International career
- Years: Team / Apps / (Points)
- 2017–2019: United States / 7 / (0)
- Correct as of 18 June 2022

= Paddy Ryan (rugby union, born 1990) =

US international rugby union player (b. 1990)

Patrick Joseph Ryan (born December 11, 1990) is an Irish-American rugby union player who plays as a prop for the Chicago Hounds in Major League Rugby (MLR) and the United States men's national team.

He previously played for the Newcastle Falcons in the English premiership before joining Austin Elite for the inaugural season of Major League Rugby in 2018. Ryan also played for Rugby United New York (RUNY) in Major League Rugby (MLR) in 2019 and 2020 and then for the Austin Gilgronis in 2021 and 2022.

==Family and early life==
The son of an American mother, Paddy Ryan was born in Chicago, Illinois, but was raised in Ireland.

He played club rugby for Highfield RFC and Dolphin RFC in Cork, along with his older brothers Tim Ryan and Dave Ryan, who also later became professional rugby players.

Paddy Ryan joined the Munster Rugby academy, ultimately playing for the Munster Under-20 and Munster A sides.

==Club career==
===Early club career===
Ryan began his professional career with Viadana in the Italian Eccellenza then played with London Welsh in the English RFU Championship, and UA Libourne in the French Fédérale 1.

===In England: Newcastle and Bath===
In July 2015, Ryan signed a two-year contract to play for the Newcastle Falcons.

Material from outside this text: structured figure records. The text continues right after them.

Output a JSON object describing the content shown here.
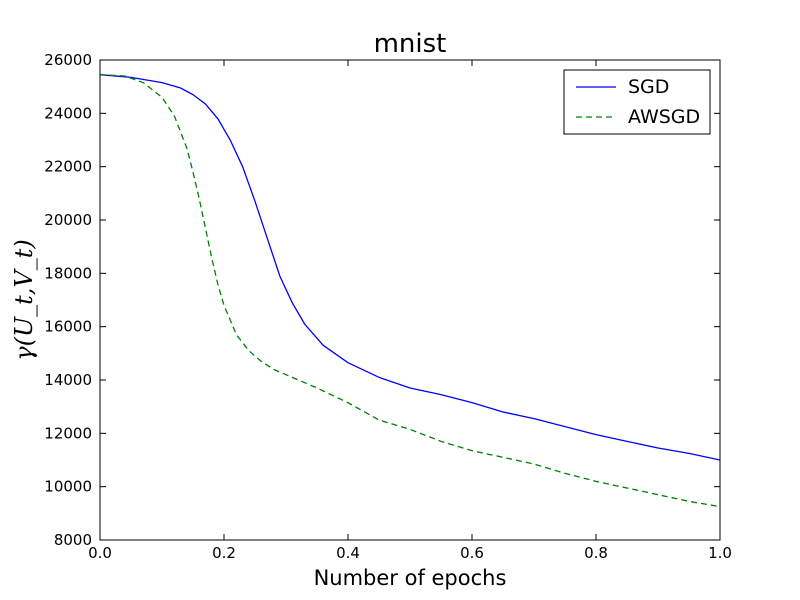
{
  "chart_data": {
    "type": "line",
    "title": "mnist",
    "xlabel": "Number of epochs",
    "ylabel": "γ(U_t,V_t)",
    "xlim": [
      0.0,
      1.0
    ],
    "ylim": [
      8000,
      26000
    ],
    "xticks": [
      "0.0",
      "0.2",
      "0.4",
      "0.6",
      "0.8",
      "1.0"
    ],
    "yticks": [
      "8000",
      "10000",
      "12000",
      "14000",
      "16000",
      "18000",
      "20000",
      "22000",
      "24000",
      "26000"
    ],
    "grid": false,
    "legend_position": "top-right",
    "series": [
      {
        "name": "SGD",
        "color": "#0000ff",
        "style": "solid",
        "x": [
          0.0,
          0.05,
          0.1,
          0.13,
          0.15,
          0.17,
          0.19,
          0.21,
          0.23,
          0.25,
          0.27,
          0.29,
          0.31,
          0.33,
          0.36,
          0.4,
          0.45,
          0.5,
          0.55,
          0.6,
          0.65,
          0.7,
          0.75,
          0.8,
          0.85,
          0.9,
          0.95,
          1.0
        ],
        "y": [
          25450,
          25350,
          25150,
          24950,
          24700,
          24350,
          23800,
          23000,
          22000,
          20700,
          19300,
          17900,
          16900,
          16100,
          15300,
          14650,
          14100,
          13700,
          13450,
          13150,
          12800,
          12550,
          12250,
          11950,
          11700,
          11450,
          11250,
          11000
        ]
      },
      {
        "name": "AWSGD",
        "color": "#008000",
        "style": "dashed",
        "x": [
          0.0,
          0.04,
          0.07,
          0.1,
          0.12,
          0.14,
          0.15,
          0.16,
          0.17,
          0.18,
          0.19,
          0.2,
          0.22,
          0.24,
          0.26,
          0.28,
          0.3,
          0.35,
          0.4,
          0.45,
          0.5,
          0.55,
          0.6,
          0.65,
          0.7,
          0.75,
          0.8,
          0.85,
          0.9,
          0.95,
          1.0
        ],
        "y": [
          25450,
          25400,
          25150,
          24600,
          23900,
          22700,
          21800,
          20800,
          19700,
          18600,
          17600,
          16800,
          15700,
          15100,
          14700,
          14400,
          14200,
          13700,
          13150,
          12500,
          12150,
          11700,
          11350,
          11100,
          10850,
          10500,
          10200,
          9950,
          9700,
          9450,
          9250
        ]
      }
    ]
  }
}
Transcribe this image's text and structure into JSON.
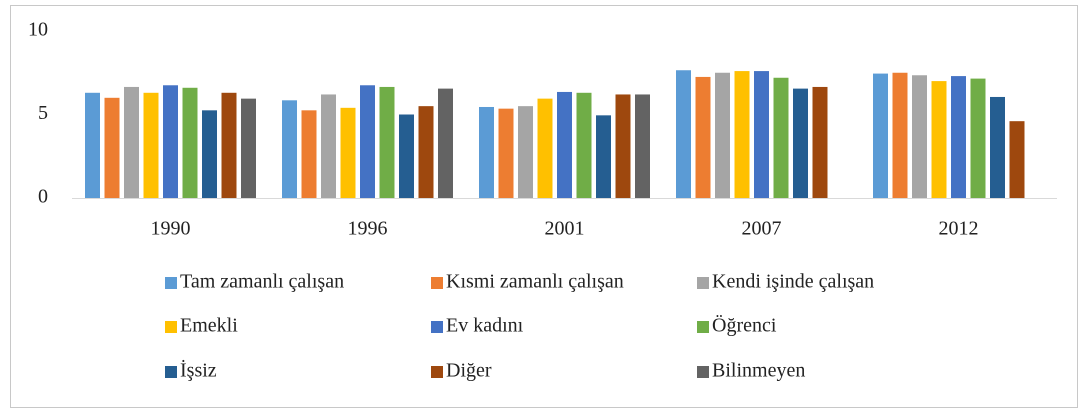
{
  "chart_data": {
    "type": "bar",
    "categories": [
      "1990",
      "1996",
      "2001",
      "2007",
      "2012"
    ],
    "series": [
      {
        "name": "Tam zamanlı çalışan",
        "color": "#5b9bd5",
        "values": [
          6.3,
          5.85,
          5.45,
          7.65,
          7.45
        ]
      },
      {
        "name": "Kısmi zamanlı çalışan",
        "color": "#ed7d31",
        "values": [
          6.0,
          5.25,
          5.35,
          7.25,
          7.5
        ]
      },
      {
        "name": "Kendi işinde çalışan",
        "color": "#a5a5a5",
        "values": [
          6.65,
          6.2,
          5.5,
          7.5,
          7.35
        ]
      },
      {
        "name": "Emekli",
        "color": "#ffc000",
        "values": [
          6.3,
          5.4,
          5.95,
          7.6,
          7.0
        ]
      },
      {
        "name": "Ev kadını",
        "color": "#4472c4",
        "values": [
          6.75,
          6.75,
          6.35,
          7.6,
          7.3
        ]
      },
      {
        "name": "Öğrenci",
        "color": "#70ad47",
        "values": [
          6.6,
          6.65,
          6.3,
          7.2,
          7.15
        ]
      },
      {
        "name": "İşsiz",
        "color": "#255e91",
        "values": [
          5.25,
          5.0,
          4.95,
          6.55,
          6.05
        ]
      },
      {
        "name": "Diğer",
        "color": "#9e480e",
        "values": [
          6.3,
          5.5,
          6.2,
          6.65,
          4.6
        ]
      },
      {
        "name": "Bilinmeyen",
        "color": "#636363",
        "values": [
          5.95,
          6.55,
          6.2,
          null,
          null
        ]
      }
    ],
    "ylim": [
      0,
      10
    ],
    "yticks": [
      0,
      5,
      10
    ],
    "grid": false,
    "legend": "bottom"
  }
}
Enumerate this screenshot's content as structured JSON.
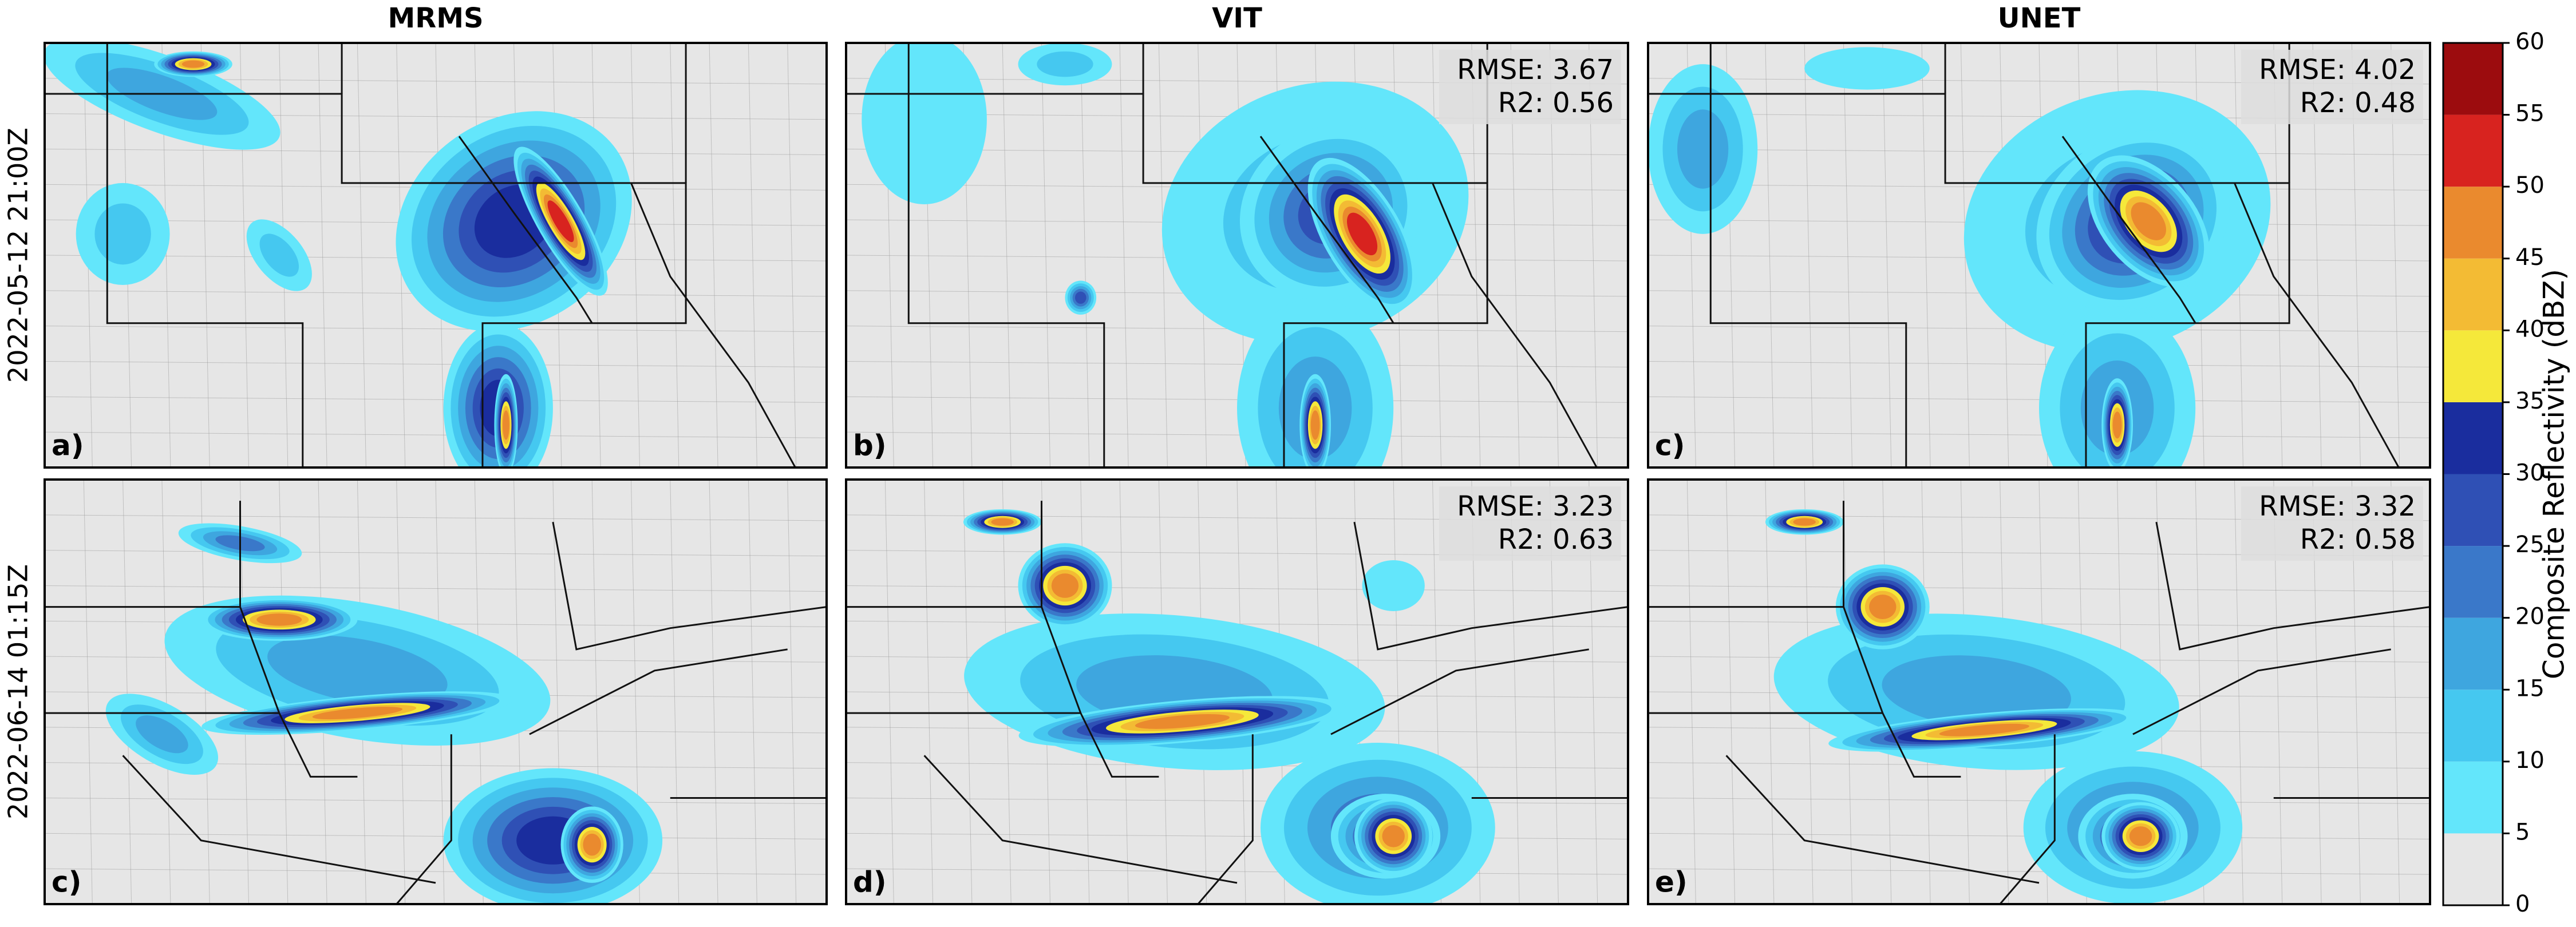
{
  "columns": [
    "MRMS",
    "VIT",
    "UNET"
  ],
  "rows": [
    "2022-05-12 21:00Z",
    "2022-06-14 01:15Z"
  ],
  "panels": [
    {
      "label": "a)"
    },
    {
      "label": "b)",
      "rmse": "RMSE: 3.67",
      "r2": "R2: 0.56"
    },
    {
      "label": "c)",
      "rmse": "RMSE: 4.02",
      "r2": "R2: 0.48"
    },
    {
      "label": "c)"
    },
    {
      "label": "d)",
      "rmse": "RMSE: 3.23",
      "r2": "R2: 0.63"
    },
    {
      "label": "e)",
      "rmse": "RMSE: 3.32",
      "r2": "R2: 0.58"
    }
  ],
  "colorbar": {
    "label": "Composite Reflectivity (dBZ)",
    "lim": [
      0,
      60
    ],
    "ticks": [
      0,
      5,
      10,
      15,
      20,
      25,
      30,
      35,
      40,
      45,
      50,
      55,
      60
    ],
    "colors": [
      "#e6e6e6",
      "#63e6fb",
      "#45c8f0",
      "#3ea6df",
      "#3a78c9",
      "#2f50b5",
      "#1a2d9e",
      "#f5e83a",
      "#f3bb34",
      "#ea8a2e",
      "#d8231f",
      "#9c0c0e"
    ]
  }
}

He made seven total appearances for the club in English Premiership games across the 2015–16 and 2016–17 seasons, making one start during the 2015–16 season.

Following the end of his tenure with Newcastle, Ryan joined Bath on a trial.

===MLR: Austin and New York===
Ryan joined Austin Elite for their inaugural Major League Rugby season in 2018. He suffered an injury early in the season, and only made three total appearances for the club.

In late 2018, Ryan signed with Rugby United New York (RUNY) for the 2019 season, making a preseason debut with the club in December 2018.

==International career==
Ryan made his debut with the USA Eagles on June 10, 2017, appearing as a substitute in a mid-year test against Ireland. The Eagles lost the match by a score of 55–19.